Monday, November 7, 2011

Searching for a Moment of Clarity



Patriots Nation is understandably upset today. The last three games have been brutal to sit through, despite squeaking-out that Dallas win in style. Ironically, the Pittsburgh and New York games very nearly ended in similar ways. This is one of those Mondays where the sky just seems a little bleaker, the birds are chirping a little less, and you realize your team is knotted in a three-way tie in the AFC East.

The good news for Patriots fans is...your team is knotted in a three-way tie in the AFC East. It sounds horrible, I know. But consider this: If the Lakers and Celtics go into halftime with the score being 46-46, then the game goes from being a 48-minute game to a 24-minute game, and whoever scores the most points wins. It’s like playing half a game.

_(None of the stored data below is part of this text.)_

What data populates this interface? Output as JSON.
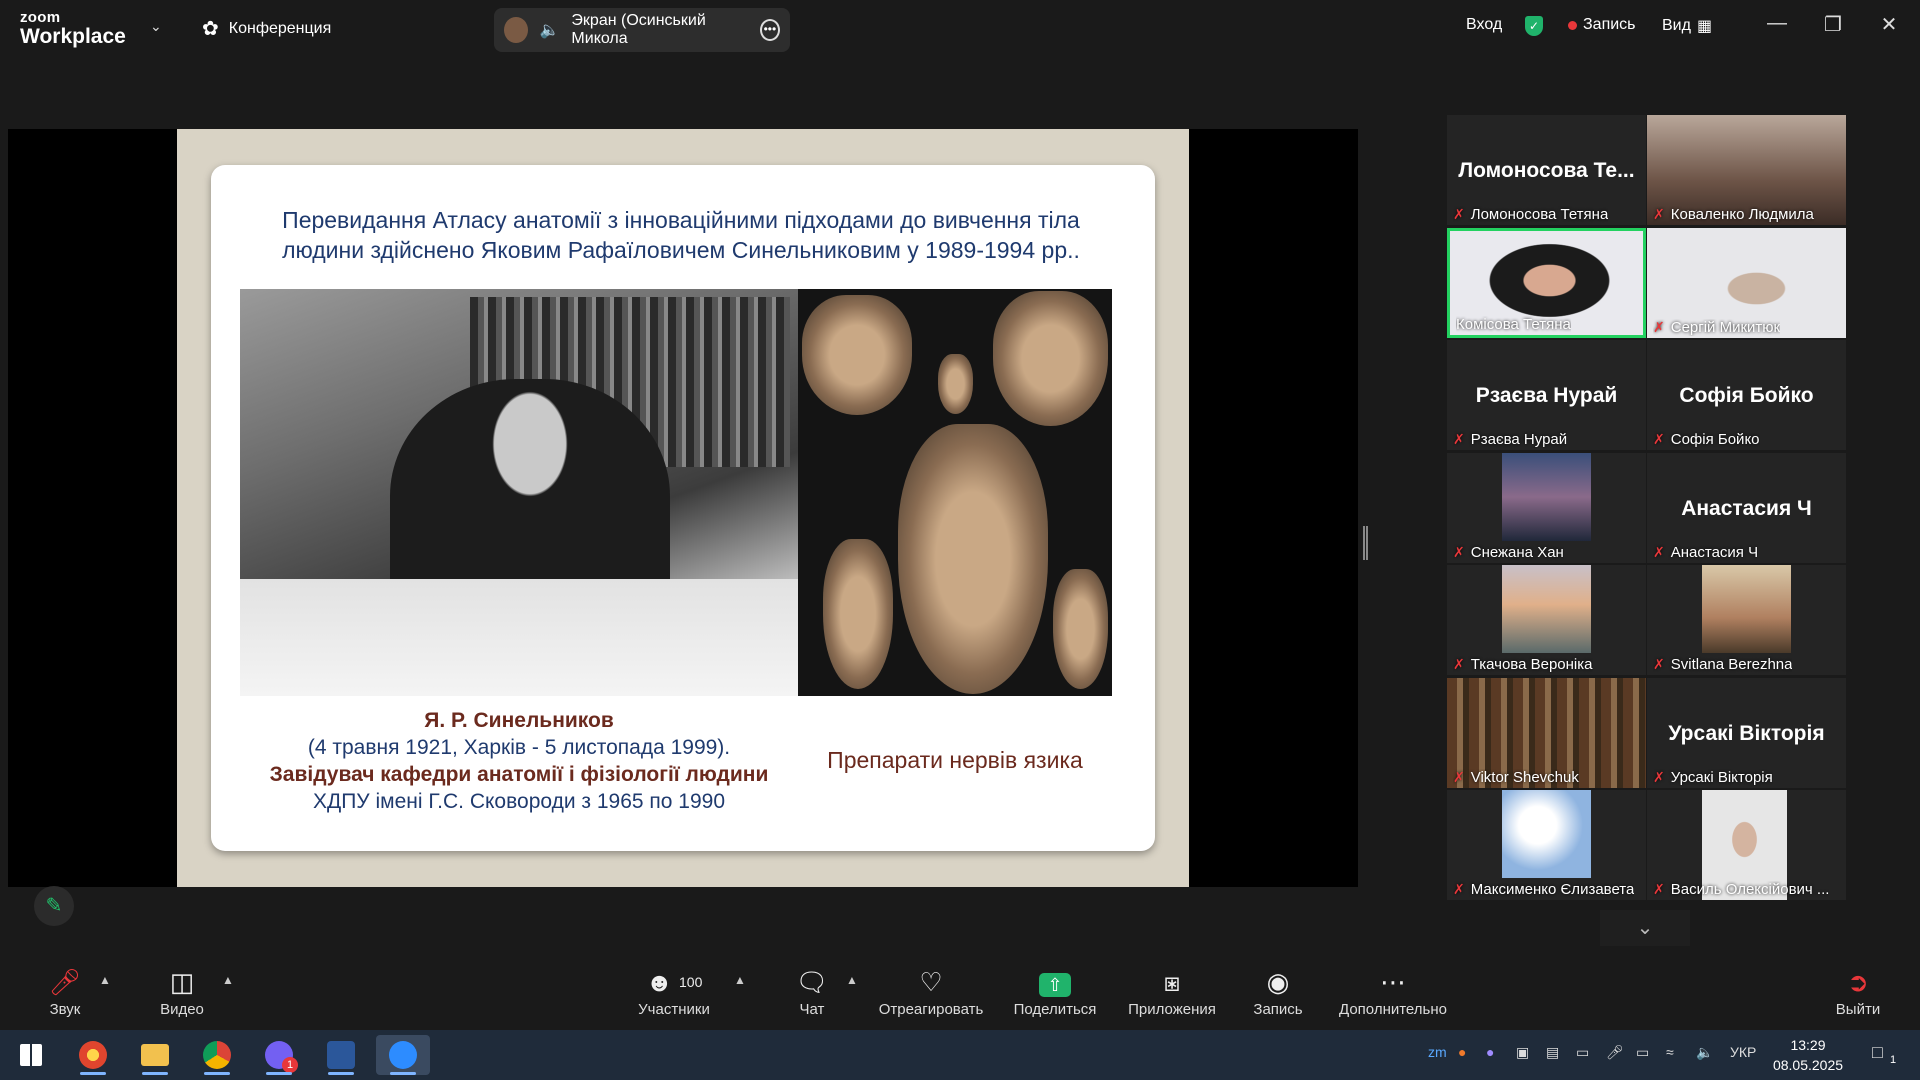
{
  "app": {
    "logo_line1": "zoom",
    "logo_line2": "Workplace"
  },
  "topbar": {
    "conference_label": "Конференция",
    "share_label": "Экран (Осинський Микола",
    "login_label": "Вход",
    "record_label": "Запись",
    "view_label": "Вид"
  },
  "slide": {
    "title_line1": "Перевидання Атласу анатомії з інноваційними підходами до вивчення тіла",
    "title_line2": "людини здійснено Яковим Рафаїловичем Синельниковим у 1989-1994 рр..",
    "caption_name": "Я. Р. Синельников",
    "caption_dates": "(4 травня 1921, Харків - 5 листопада 1999).",
    "caption_role": "Завідувач кафедри анатомії і фізіології людини",
    "caption_university": "ХДПУ імені Г.С. Сковороди з 1965 по 1990",
    "caption_specimens": "Препарати нервів язика"
  },
  "gallery": {
    "tiles": [
      {
        "name": "Ломоносова Тетяна",
        "big": "Ломоносова Те...",
        "video": false
      },
      {
        "name": "Коваленко Людмила",
        "video": true
      },
      {
        "name": "Комісова Тетяна",
        "video": true,
        "active": true
      },
      {
        "name": "Сергій Микитюк",
        "video": true
      },
      {
        "name": "Рзаєва Нурай",
        "big": "Рзаєва Нурай",
        "video": false
      },
      {
        "name": "Софія Бойко",
        "big": "Софія Бойко",
        "video": false
      },
      {
        "name": "Снежана Хан",
        "video": true
      },
      {
        "name": "Анастасия Ч",
        "big": "Анастасия Ч",
        "video": false
      },
      {
        "name": "Ткачова Вероніка",
        "video": true
      },
      {
        "name": "Svitlana Berezhna",
        "video": true
      },
      {
        "name": "Viktor Shevchuk",
        "video": true
      },
      {
        "name": "Урсакі Вікторія",
        "big": "Урсакі Вікторія",
        "video": false
      },
      {
        "name": "Максименко Єлизавета",
        "video": true
      },
      {
        "name": "Василь Олексійович ...",
        "video": true
      }
    ]
  },
  "toolbar": {
    "audio": "Звук",
    "video": "Видео",
    "participants": "Участники",
    "participants_count": "100",
    "chat": "Чат",
    "react": "Отреагировать",
    "share": "Поделиться",
    "apps": "Приложения",
    "record": "Запись",
    "more": "Дополнительно",
    "leave": "Выйти"
  },
  "taskbar": {
    "language": "УКР",
    "time": "13:29",
    "date": "08.05.2025",
    "viber_badge": "1",
    "notif_count": "1"
  },
  "colors": {
    "mute_red": "#e8373a",
    "active_green": "#23d160",
    "share_green": "#20b36b",
    "slide_blue": "#1f3a6e",
    "slide_maroon": "#6b2a1e"
  }
}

All a team has to do is make the playoffs. Once that happens, anything’s possible. Patriots fans have long since prided themselves on anticipating championships, but this is a different time now, and the playoffs are my primary concern. Right now, the Patriots and the Jets and the Bills all share a 5-3 record. Essentially, that means we’re all at 0, with 8 games left. Given the struggles lately, this really isn’t such a bad scenario. Consider this: next week, if we beat the Jets and the Bills lose to the Cowboys, the Patriots will be 6-3, and the Jets and Bills will be tied at 5-4 and stuck in a hole that they’ll have to worry about.

The Patriots aren’t in a six-foot hole, we only think they are because we’re so used to being the ones standing over the casket and shoveling the dirt. Ok, so we’re not that team this year. We’re not in the hole, and we’re not filling the hole. If anything, we’re sitting on the ground with New York and Buffalo, all of us peering down at the hole, wondering who’s gonna be down there. The easiest way to stay out of the hole is to just win. That’s the silver lining. All the Patriots have to do is win this 8-game season. Pretend next week against the Jets is the first game of the season. There was never a loss to the Bills, the Steelers, or the Giants. Game 1 of 8: Patriots versus Jets.

But first, we need a moment of clarity so we can be sure we go 7-1 instead of 4-4. There is such a thing as a defining moment, and this Patriots team is in need of one. To start with, we need an admission of failure and a commitment to succeeding. Because right now, this is getting to feel like clockwork; the Patriots lose, and the players and coach give me the same “we need to execute better” routine. This is not a moment of clarity. This is a we’re-gonna-keep-doing-it-this-way speech. That’s not good enough.

I came across an interesting article today about a recent speech given by the president of Universal Studios. In his speech, he unleashed a heavy dose of truth that I found surprising and surprisingly satisfying. He said: "One of the worst movies we ever made was Wolfman. It’s one of those movies, the moment I saw it I thought, ‘What have we all done here?’ That movie was crappy. We all went wrong. It was one of those things. Like I said, we make a lot of bad movies. That’s one we should have smelled out a long time ago. It was wrong. The script never got right. [The cast] was awful. The director was wrong. Benicio stunk. It all stunk. Wolfman and Babe 2 are two of the shittiest movies we put out." And referring to Land of the Lost, he said: “I mean, there was no excuse for it. The best intentions all went wrong.”

I read that, and I felt a little better about those movies. It doesn’t change the fact that they were terrible, but it does give me comfort that someone involved in an executive position is aware of the flaw, and might fix it in the future. There remains something to be desired from the hunger of the New England Patriots. Bill’s been getting a lot of heat lately, and I think some of it is justified. There seems to be a complacency with losing for a team that lives in a town where winning matters.

This Patriots team can make the playoffs this year. But to do so, they’ll need to play great football for 8 games. Good football won’t do -- not against the Jets, the Chiefs, the Eagles, and a final-week match-up with the Bills. This is a time for great football and championship leadership, and part of that leadership has to be accountability. I’ve heard a lot of players take responsibility lately, but it never feels genuine to me. I’m aware that no words can undo the last two painful weeks of football, but there are words that can give me hope that we’re about to go 8-0 or 7-1. There are words that make me feel like someone in Foxborough is “on this.”